Gaillac, salle Saint-Pierre

Vendredi 24 mars 20 h 30 – 21 h 15 : Gaillac, Salle Saint-Pierre

Dimanche 26 mars 9 h 30 – 10 h 15 : Eglise Saint-Pierre

L’Évangile du 4e dimanche de carême de l’année A, nous invite à regarder Jésus et à suivre l’aveugle-né qu’il guérit. Comme cet aveugle qui retrouve non seulement la vue mais surtout la foi, tout chrétien a besoin de laisser le Christ chasser la nuit de ses yeux et de son cœur pour mieux recevoir sa lumière. En effet, la foi reçue à notre baptême passe évidemment par des hauts et des bas. Il nous arrive de connaître des « passages à vide » dans notre vie chrétienne. C’est ce qu’on appelle la désolation spirituelle qui, selon le Pape François, « peut être plus forte, plus faible… ».

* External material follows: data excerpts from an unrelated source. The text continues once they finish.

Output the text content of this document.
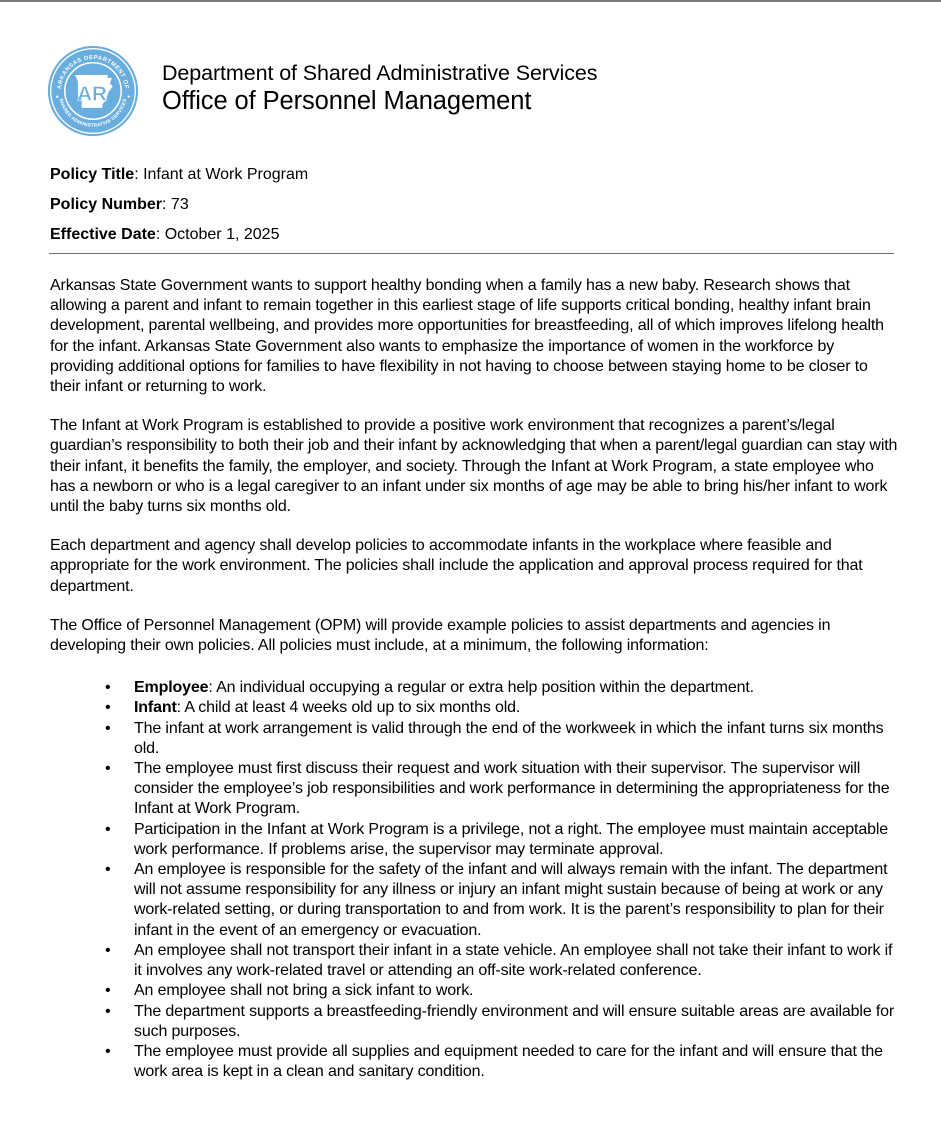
ARKANSAS DEPARTMENT OF
SHARED ADMINISTRATIVE SERVICES
AR
Department of Shared Administrative Services
Office of Personnel Management
Policy Title: Infant at Work Program
Policy Number: 73
Effective Date: October 1, 2025

Arkansas State Government wants to support healthy bonding when a family has a new baby. Research shows that allowing a parent and infant to remain together in this earliest stage of life supports critical bonding, healthy infant brain development, parental wellbeing, and provides more opportunities for breastfeeding, all of which improves lifelong health for the infant. Arkansas State Government also wants to emphasize the importance of women in the workforce by providing additional options for families to have flexibility in not having to choose between staying home to be closer to their infant or returning to work.

The Infant at Work Program is established to provide a positive work environment that recognizes a parent’s/legal guardian’s responsibility to both their job and their infant by acknowledging that when a parent/legal guardian can stay with their infant, it benefits the family, the employer, and society. Through the Infant at Work Program, a state employee who has a newborn or who is a legal caregiver to an infant under six months of age may be able to bring his/her infant to work until the baby turns six months old.

Each department and agency shall develop policies to accommodate infants in the workplace where feasible and appropriate for the work environment. The policies shall include the application and approval process required for that department.

The Office of Personnel Management (OPM) will provide example policies to assist departments and agencies in developing their own policies. All policies must include, at a minimum, the following information:

• Employee: An individual occupying a regular or extra help position within the department.
• Infant: A child at least 4 weeks old up to six months old.
• The infant at work arrangement is valid through the end of the workweek in which the infant turns six months old.
• The employee must first discuss their request and work situation with their supervisor. The supervisor will consider the employee’s job responsibilities and work performance in determining the appropriateness for the Infant at Work Program.
• Participation in the Infant at Work Program is a privilege, not a right. The employee must maintain acceptable work performance. If problems arise, the supervisor may terminate approval.
• An employee is responsible for the safety of the infant and will always remain with the infant. The department will not assume responsibility for any illness or injury an infant might sustain because of being at work or any work-related setting, or during transportation to and from work. It is the parent’s responsibility to plan for their infant in the event of an emergency or evacuation.
• An employee shall not transport their infant in a state vehicle. An employee shall not take their infant to work if it involves any work-related travel or attending an off-site work-related conference.
• An employee shall not bring a sick infant to work.
• The department supports a breastfeeding-friendly environment and will ensure suitable areas are available for such purposes.
• The employee must provide all supplies and equipment needed to care for the infant and will ensure that the work area is kept in a clean and sanitary condition.
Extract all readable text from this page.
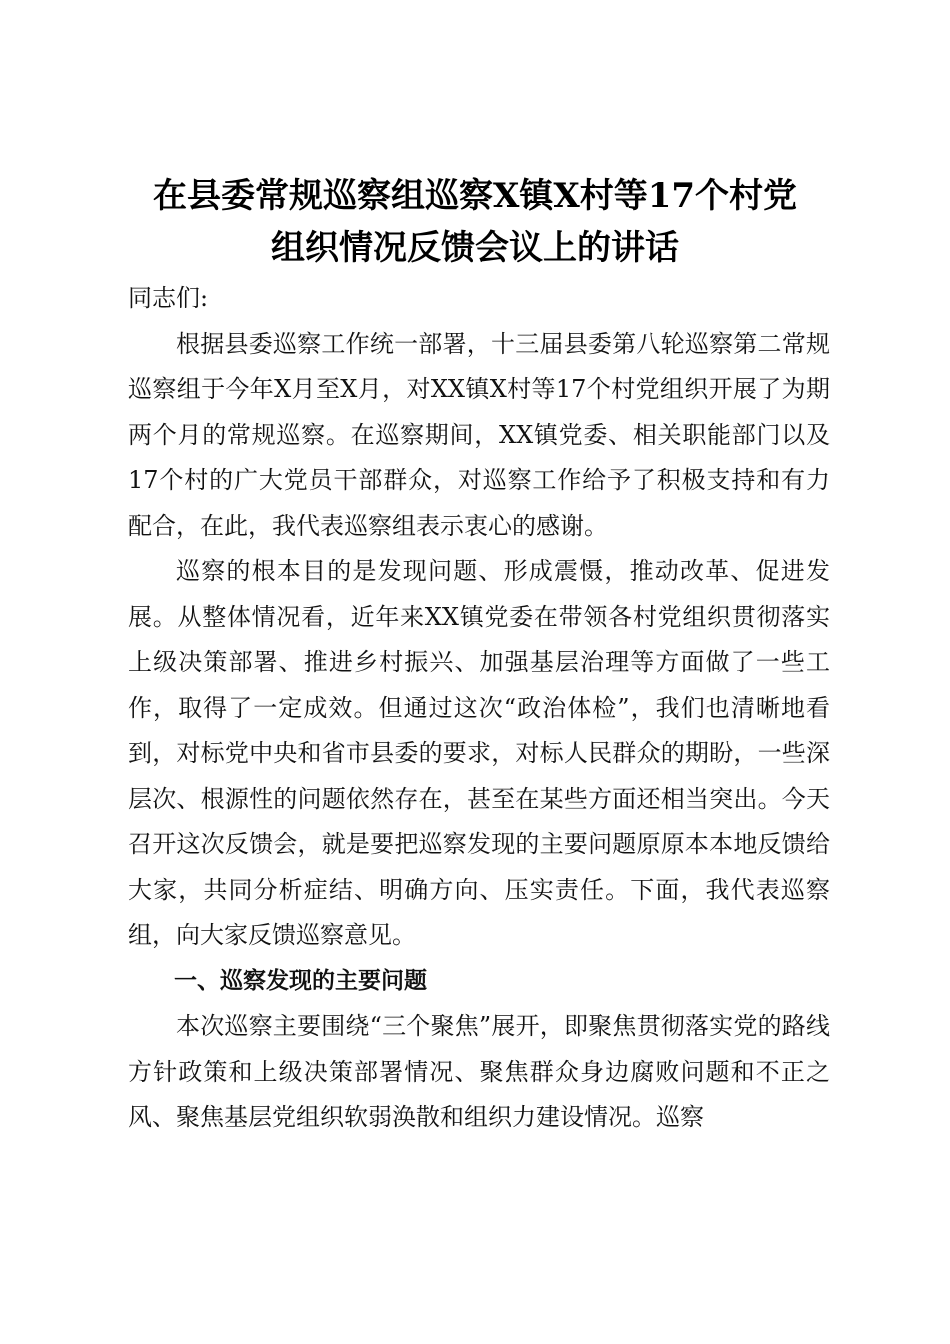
在县委常规巡察组巡察X镇X村等17个村党
组织情况反馈会议上的讲话

同志们:

根据县委巡察工作统一部署，十三届县委第八轮巡察第二常规巡察组于今年X月至X月，对XX镇X村等17个村党组织开展了为期两个月的常规巡察。在巡察期间，XX镇党委、相关职能部门以及17个村的广大党员干部群众，对巡察工作给予了积极支持和有力配合，在此，我代表巡察组表示衷心的感谢。

巡察的根本目的是发现问题、形成震慑，推动改革、促进发展。从整体情况看，近年来XX镇党委在带领各村党组织贯彻落实上级决策部署、推进乡村振兴、加强基层治理等方面做了一些工作，取得了一定成效。但通过这次“政治体检”，我们也清晰地看到，对标党中央和省市县委的要求，对标人民群众的期盼，一些深层次、根源性的问题依然存在，甚至在某些方面还相当突出。今天召开这次反馈会，就是要把巡察发现的主要问题原原本本地反馈给大家，共同分析症结、明确方向、压实责任。下面，我代表巡察组，向大家反馈巡察意见。

一、巡察发现的主要问题

本次巡察主要围绕“三个聚焦”展开，即聚焦贯彻落实党的路线方针政策和上级决策部署情况、聚焦群众身边腐败问题和不正之风、聚焦基层党组织软弱涣散和组织力建设情况。巡察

C’est poursuit-il, « cet état de l’âme obscure, sans espérance, défiante, sans volonté de vivre, sans voir la fin du tunnel, avec tant d’agitations dans le cœur et aussi dans les idées… ». Beaucoup de saints, comme saint Benoît, saint Ignace, sainte Thérèse d’Avila ou saint Jean de la Croix en témoignent. Cette désolation spirituelle se caractérise par des périodes d’aridité et de sécheresse spirituelles. Elle peut se traduire par un sentiment d’absence de Dieu et même par l’absence de sensibilité de Dieu dans la prière. Elle peut frôler la déprime, le sentiment de l’inutilité, le désespoir. Que devons-nous faire quand nous vivons ces moments obscurs, pour une tragédie familiale, une maladie, quelque chose qui nous abaisse ? C’est à cette question que la 4e conférence de carême essaiera d’apporter quelques réponses.